Play What You Hear Exercise | JustinGuitar.com

Play What You Hear Exercise

The 7 Amazing Benefits of Ear Training13:38
Play What You Hear Exercise09:00
Learning To Sing (For Ear Training)07:39

This exercise is something I did a lot of but never really thought about it being an 'exercise' - it was just something I did while noodling around. When I started thinking how I might help others develop the relationship between the musical mind and the hand I thought about doing this and so started doing it myself for 5 minutes a day and after just a few months I'd noticed a huge improvement, and reports back from students is that this really is the KING of ear training exercises!

And it's real simple! Just try to play a melody that you are familiar with! That's all there is to it really, although as you get better at it you might want to think about it a little more and get a bit more specific.

Getting Started

To introduce the idea I always recommend trying to play the Happy Birthday song - because its REALLY important that you know the melody that you will play really well, so there is no confusion in your musical mind as to how it goes. You should be able to sing it too - so give that a try first of all, and then try to play it.

How did you get on?

Fingering & Position

The first thing to note is that you should try to stay in the one position and not just run up and down one string which is how most people start off trying to get through this exercise. It's slightly harder but much more beneficial to stay in the same part of the fretboard where you can, obviously if the melody goes higher (or lower) than the notes allow in your position you'll have to move, but try to stay in the same place.

Some melodies will be easier to play in some positions than others and a great way to explore this is the finger you start with. Most commonly it will be easiest to start with Finger 1 and stay in that position, starting with Finger 4 can be more challenging but should be practised equally as much.

Embellishments

For this exercise, you should try to not to use embellishments on the melody - keep it straight! You'll probably find that using embellishments allows you to cheat your way through the melody if you make a mistake, which would be fine on a gig or improvisation - but as an exercise, you should try to keep the melody plain and simple and expose any mistakes you make so you can try to fix them!

Practice

I recommend that you do 5 minutes a day, 5 days a week and just play songs you know. Make a list of songs that are melodically simple and that you know really well and start playing them. If you make a mistake it's ok to work it out and try to remember how you made that interval jump for future attempts but avoid learning the whole melody.
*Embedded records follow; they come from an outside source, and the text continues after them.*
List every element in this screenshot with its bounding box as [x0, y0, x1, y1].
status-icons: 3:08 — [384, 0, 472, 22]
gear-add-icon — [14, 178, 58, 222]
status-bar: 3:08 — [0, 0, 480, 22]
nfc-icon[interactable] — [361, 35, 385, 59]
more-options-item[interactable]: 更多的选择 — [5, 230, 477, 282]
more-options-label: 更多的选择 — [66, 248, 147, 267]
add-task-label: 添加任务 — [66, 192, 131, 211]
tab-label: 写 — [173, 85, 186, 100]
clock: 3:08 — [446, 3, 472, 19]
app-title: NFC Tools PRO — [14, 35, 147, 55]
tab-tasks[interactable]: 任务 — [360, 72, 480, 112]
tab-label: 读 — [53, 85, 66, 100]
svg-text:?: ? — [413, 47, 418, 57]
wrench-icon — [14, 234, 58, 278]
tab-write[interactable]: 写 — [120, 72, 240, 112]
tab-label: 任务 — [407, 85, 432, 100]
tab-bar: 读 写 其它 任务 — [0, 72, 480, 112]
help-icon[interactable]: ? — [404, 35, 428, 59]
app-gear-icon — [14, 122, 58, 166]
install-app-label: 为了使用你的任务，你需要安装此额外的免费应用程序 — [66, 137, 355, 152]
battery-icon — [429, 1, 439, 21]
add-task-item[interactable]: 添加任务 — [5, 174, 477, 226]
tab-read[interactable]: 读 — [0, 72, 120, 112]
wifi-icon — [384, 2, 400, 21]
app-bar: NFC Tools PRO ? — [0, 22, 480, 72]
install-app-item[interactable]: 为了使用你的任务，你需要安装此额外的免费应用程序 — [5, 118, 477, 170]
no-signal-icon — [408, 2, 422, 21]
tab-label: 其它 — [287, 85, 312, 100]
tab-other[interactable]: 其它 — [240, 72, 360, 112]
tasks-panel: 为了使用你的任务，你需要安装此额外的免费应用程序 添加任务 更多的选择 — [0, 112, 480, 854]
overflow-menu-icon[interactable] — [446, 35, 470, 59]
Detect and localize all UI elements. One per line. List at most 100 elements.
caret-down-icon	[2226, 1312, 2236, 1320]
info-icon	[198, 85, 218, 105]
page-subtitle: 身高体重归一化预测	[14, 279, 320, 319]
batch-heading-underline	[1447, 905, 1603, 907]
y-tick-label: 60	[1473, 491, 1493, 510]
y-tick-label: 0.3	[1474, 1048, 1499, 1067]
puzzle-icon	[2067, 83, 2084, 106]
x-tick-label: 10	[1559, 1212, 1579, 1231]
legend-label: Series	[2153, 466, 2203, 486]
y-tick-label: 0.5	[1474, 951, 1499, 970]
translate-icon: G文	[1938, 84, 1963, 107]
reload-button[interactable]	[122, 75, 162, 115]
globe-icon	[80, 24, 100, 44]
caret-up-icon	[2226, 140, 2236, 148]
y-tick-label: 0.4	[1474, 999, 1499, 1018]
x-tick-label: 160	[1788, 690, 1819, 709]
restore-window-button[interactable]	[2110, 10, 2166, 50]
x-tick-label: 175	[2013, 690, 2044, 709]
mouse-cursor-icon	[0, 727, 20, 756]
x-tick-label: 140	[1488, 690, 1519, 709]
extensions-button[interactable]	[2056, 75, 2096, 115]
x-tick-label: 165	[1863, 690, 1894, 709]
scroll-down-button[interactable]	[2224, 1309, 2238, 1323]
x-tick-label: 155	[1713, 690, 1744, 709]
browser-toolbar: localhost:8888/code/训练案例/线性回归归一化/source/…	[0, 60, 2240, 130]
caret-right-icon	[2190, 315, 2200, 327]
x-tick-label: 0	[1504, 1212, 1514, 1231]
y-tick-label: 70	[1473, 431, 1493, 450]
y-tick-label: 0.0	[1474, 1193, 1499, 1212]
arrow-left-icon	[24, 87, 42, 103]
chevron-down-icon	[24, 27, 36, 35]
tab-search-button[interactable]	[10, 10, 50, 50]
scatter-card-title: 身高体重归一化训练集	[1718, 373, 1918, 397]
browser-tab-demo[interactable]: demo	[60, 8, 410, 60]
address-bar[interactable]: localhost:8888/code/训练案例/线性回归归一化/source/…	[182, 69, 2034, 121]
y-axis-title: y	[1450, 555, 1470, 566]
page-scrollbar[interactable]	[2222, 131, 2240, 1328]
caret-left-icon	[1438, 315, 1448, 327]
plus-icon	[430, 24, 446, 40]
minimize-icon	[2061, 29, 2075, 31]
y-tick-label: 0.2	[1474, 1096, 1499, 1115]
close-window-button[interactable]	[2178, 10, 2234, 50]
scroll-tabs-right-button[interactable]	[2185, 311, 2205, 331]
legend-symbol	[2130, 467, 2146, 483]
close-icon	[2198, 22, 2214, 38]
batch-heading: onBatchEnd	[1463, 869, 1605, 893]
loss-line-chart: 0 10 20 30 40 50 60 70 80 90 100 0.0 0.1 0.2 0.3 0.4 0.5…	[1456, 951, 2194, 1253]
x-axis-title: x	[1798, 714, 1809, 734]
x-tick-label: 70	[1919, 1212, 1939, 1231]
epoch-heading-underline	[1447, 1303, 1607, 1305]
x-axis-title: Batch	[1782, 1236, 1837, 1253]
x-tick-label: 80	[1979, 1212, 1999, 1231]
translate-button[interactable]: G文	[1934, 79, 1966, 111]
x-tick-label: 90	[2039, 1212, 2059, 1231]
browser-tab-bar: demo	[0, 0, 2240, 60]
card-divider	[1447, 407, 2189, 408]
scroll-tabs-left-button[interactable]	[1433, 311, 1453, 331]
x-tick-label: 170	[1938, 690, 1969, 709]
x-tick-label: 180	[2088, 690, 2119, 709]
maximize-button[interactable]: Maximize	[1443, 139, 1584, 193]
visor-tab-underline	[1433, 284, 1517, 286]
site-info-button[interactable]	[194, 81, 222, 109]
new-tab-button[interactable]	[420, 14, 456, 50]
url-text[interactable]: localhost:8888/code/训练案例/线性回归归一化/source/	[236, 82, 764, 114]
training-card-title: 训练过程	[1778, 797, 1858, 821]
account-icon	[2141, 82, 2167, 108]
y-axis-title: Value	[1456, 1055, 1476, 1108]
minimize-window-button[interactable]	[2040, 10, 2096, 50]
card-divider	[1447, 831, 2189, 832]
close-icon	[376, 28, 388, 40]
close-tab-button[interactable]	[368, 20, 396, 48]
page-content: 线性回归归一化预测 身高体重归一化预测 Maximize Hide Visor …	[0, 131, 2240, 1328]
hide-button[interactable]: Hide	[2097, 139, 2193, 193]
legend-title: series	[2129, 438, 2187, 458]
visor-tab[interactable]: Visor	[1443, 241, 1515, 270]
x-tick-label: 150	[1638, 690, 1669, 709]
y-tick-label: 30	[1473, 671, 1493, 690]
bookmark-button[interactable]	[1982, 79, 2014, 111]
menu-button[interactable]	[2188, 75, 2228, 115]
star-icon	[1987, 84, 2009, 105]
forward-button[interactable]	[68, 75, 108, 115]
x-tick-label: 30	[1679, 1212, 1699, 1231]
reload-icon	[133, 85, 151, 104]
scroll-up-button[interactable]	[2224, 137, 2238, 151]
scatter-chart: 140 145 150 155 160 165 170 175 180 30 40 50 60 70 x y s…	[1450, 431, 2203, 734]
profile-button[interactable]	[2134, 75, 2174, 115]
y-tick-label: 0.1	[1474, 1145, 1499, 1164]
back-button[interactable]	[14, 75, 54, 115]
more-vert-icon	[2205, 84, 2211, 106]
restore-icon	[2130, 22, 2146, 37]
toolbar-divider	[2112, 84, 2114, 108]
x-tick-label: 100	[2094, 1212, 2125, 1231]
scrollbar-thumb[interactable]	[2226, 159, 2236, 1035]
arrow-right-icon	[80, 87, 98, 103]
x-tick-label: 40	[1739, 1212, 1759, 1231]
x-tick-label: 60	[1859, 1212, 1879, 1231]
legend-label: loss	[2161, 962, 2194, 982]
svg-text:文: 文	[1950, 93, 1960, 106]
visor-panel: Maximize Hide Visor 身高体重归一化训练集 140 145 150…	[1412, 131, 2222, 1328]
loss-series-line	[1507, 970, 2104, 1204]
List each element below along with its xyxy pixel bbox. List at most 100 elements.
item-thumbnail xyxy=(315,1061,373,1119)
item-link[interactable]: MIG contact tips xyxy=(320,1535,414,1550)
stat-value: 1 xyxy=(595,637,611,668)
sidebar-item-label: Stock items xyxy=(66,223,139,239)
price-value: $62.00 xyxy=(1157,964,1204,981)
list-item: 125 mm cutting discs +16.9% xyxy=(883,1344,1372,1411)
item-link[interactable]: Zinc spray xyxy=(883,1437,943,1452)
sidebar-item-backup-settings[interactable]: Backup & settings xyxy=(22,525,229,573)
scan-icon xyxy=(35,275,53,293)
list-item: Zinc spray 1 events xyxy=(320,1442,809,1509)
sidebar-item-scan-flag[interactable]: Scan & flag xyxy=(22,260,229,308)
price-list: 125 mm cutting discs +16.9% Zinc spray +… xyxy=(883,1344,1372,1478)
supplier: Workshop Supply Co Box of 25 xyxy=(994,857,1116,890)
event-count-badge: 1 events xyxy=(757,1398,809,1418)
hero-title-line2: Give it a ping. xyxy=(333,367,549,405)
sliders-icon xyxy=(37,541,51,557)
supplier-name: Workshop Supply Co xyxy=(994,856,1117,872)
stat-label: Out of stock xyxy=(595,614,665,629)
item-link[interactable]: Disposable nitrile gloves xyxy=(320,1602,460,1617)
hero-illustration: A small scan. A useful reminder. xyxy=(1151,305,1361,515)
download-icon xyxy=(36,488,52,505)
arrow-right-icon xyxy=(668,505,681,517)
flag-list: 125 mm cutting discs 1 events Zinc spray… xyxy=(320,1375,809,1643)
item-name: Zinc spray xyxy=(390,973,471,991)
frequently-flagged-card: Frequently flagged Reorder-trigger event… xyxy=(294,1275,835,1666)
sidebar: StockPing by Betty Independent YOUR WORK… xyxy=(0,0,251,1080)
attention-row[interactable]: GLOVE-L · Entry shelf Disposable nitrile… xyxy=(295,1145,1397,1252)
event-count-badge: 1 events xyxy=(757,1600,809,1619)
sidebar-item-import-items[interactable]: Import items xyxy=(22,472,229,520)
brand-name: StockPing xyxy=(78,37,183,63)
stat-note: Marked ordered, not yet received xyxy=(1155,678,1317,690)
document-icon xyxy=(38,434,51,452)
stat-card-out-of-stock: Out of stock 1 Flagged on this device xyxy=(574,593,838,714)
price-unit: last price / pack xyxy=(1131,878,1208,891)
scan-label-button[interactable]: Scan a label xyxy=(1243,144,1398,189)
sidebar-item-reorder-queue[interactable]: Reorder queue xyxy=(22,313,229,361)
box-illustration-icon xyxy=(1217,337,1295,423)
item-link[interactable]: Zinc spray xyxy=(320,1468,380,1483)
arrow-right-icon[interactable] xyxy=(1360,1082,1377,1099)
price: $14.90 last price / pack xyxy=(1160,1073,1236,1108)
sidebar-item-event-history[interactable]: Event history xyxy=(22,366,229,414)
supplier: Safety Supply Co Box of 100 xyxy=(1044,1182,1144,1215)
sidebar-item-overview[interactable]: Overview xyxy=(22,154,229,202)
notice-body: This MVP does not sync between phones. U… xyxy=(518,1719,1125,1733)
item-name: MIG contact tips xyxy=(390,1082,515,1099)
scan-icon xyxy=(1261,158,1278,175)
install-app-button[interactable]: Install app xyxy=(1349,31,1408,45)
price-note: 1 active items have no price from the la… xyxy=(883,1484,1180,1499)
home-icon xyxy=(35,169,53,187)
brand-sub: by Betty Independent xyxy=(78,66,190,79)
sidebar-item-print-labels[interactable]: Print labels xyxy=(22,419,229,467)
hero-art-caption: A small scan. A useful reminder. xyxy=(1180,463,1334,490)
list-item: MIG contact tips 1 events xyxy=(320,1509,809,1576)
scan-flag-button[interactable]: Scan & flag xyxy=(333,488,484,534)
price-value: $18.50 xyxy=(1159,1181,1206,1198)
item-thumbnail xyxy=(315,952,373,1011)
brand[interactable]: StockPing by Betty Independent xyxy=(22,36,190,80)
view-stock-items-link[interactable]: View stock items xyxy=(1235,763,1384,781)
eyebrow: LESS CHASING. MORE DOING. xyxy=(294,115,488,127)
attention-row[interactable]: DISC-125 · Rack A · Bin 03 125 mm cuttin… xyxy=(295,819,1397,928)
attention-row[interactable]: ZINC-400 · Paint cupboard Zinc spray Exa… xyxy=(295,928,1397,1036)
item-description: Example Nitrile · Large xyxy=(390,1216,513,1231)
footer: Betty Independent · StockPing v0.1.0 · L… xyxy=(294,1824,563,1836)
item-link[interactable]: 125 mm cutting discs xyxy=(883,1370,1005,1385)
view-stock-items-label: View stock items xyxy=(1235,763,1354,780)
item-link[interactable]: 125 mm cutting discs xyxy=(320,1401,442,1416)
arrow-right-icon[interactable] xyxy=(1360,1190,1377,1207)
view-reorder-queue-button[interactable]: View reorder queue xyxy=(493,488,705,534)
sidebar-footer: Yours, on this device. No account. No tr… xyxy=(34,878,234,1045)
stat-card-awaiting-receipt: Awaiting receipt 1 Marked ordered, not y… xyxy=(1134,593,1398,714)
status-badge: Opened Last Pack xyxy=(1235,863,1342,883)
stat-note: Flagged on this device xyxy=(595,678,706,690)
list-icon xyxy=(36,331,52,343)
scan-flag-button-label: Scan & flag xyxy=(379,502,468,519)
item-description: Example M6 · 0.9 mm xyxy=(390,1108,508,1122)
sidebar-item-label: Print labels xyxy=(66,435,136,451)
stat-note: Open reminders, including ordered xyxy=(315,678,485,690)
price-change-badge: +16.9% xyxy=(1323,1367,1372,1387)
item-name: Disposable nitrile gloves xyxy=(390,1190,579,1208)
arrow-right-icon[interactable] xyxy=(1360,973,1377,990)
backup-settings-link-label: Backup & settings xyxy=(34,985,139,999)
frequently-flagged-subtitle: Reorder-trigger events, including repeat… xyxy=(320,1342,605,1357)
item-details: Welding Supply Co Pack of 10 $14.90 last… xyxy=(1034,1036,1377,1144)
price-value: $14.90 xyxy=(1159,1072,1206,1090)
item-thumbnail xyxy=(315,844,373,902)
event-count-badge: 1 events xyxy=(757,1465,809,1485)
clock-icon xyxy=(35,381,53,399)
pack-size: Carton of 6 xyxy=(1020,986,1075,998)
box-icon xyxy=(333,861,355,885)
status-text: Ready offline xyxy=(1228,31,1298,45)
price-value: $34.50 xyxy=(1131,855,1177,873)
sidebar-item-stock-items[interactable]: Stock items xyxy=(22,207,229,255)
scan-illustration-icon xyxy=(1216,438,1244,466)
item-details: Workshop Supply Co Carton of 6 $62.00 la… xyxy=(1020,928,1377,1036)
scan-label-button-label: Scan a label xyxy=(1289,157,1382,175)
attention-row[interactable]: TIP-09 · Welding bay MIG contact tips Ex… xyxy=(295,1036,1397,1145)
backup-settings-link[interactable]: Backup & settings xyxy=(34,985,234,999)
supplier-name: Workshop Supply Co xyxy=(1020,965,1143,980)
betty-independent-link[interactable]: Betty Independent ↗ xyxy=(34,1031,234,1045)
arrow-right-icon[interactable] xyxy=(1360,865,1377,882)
Starting on different strings and with different fingers every time will help stop you memorising the whole melody - but you want to remember how to make the interval jumps - the rest of this Ear Training course will help with that too!

If you have time then aim for 5 minutes a day on this exercise plus 5 minutes a day working on a specific interval (singing and playing it!) that you cover in the course and maybe test yourself once every 10 days (2 weeks) and see if you're ready to step up to the next grade.

Not sure why 5 minutes (with a timer) is real important? See my Effective Practice module!

Easy Song Suggestions To Try

Remember that you have to know the melody in your musical mind really well - if you don't you'll need to figure it out properly, slowly, first! Of course, these are all personal - the best ones are any songs that you know really well in your musical mind.

Mary Had A Little Lamb
Frère Jacques
Twinkle Twinkle Little Star
Jingle Bells

Medium Song Suggestions To Try

Only when confident with easy songs should you try harder ones like these, and be sure to know the melody properly before you try!

Superman Theme Song

You know when someone asks your favourite songs... I just can't think now - leave me some suggestions below and I'll come back to this later!

Harder Song Suggestions To Try

For harder stuff it becomes REALLY important that you know how it goes in your mind or you'll be searching for the melody with your fingers rather than expressing the idea! 

Jazz Standard melodies like:
Autumn Leaves
Blue Bossa
Alice In Wonderland

Eventually, you should aim to play any song melody in any position, but that's something I still work on myself and struggle with - but that's kinda the end game! :)

Easy melodic solos like:
Sweet Child O Mine - Guns n Roses (first solo)
Moonlight Shadow - Mike Oldfield (first solo)
So What - Miles Davis (melody and solo - much harder!)

Avoid doing songs where there are very fast passages that you would have had to learn in advance.